普通の少女だった女の子の歯車がどこかで取れて、外れて落ちて、包丁を持ち実の父親の腹部を裂いた。
その女の子の指だって、それほど太いわけでもないし固いわけでもなかっただろう。僕のものよりもずっとずっとしなやかで、細く、柔らかかったはずだ。
「なんか……」
誰にでも、できるんだよな。
包丁を持つことも。足を踏み外すことでさえ、彼女でなくとも誰でなくても。
「簡単に、できるんだよな」
無意識のうちに目の前にあった彼女の手を取って、確認するようにして指先を撫でてみる。

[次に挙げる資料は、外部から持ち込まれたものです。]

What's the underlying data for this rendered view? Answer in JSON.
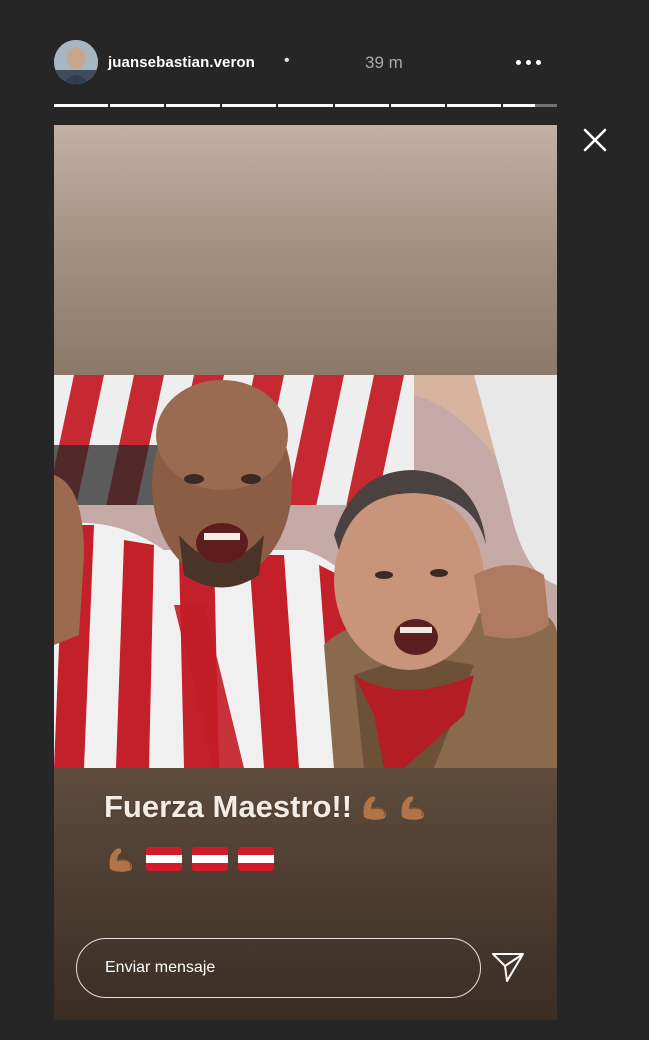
{
  "header": {
    "username": "juansebastian.veron",
    "separator": "•",
    "time": "39 m",
    "avatar_icon": "profile-avatar",
    "more_icon": "more-horizontal-icon"
  },
  "progress": {
    "total_segments": 9,
    "completed_segments": 8,
    "current_segment_fraction": 0.6
  },
  "close_icon": "close-icon",
  "story": {
    "caption_text": "Fuerza Maestro!!",
    "caption_emojis_line1": [
      "flexed-biceps-icon",
      "flexed-biceps-icon"
    ],
    "caption_emojis_line2": [
      "flexed-biceps-icon",
      "austria-flag-icon",
      "austria-flag-icon",
      "austria-flag-icon"
    ]
  },
  "footer": {
    "message_placeholder": "Enviar mensaje",
    "send_icon": "send-paper-plane-icon"
  },
  "colors": {
    "background": "#262626",
    "text": "#ffffff",
    "time_text": "#a9a9a9",
    "flag_red": "#d21a2a"
  }
}
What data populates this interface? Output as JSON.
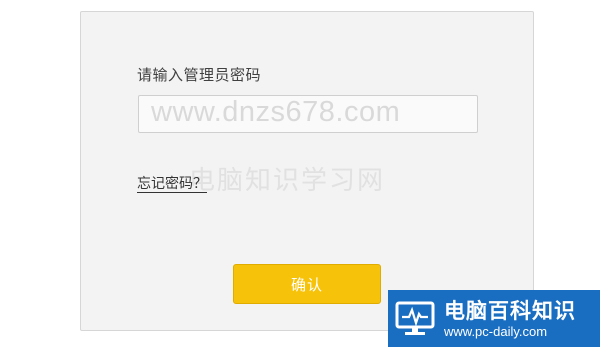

彼女の指は、妹の小さな手のひらよりもずっとずっとひんやりとしていたけれど、僕のものよりも随分細くしっとりとしていた。
何回か撫でているうちに、段々と彼女の指先が熱を帯びてきたようだ。摩擦熱か、と思い前を見ると、白いはずの頬っぺたをリンゴのように紅潮させた和泉紗枝が僕の手の中にある指先を見詰めていた。
「……なに?」
どうかした?と僕が言うと、
「なんでもない」
と言って、ふい、とそっぽを向いた。
僕らが図書室を出たのはそれから三十分ほどしてからで、時計の針は十七時半を指していた。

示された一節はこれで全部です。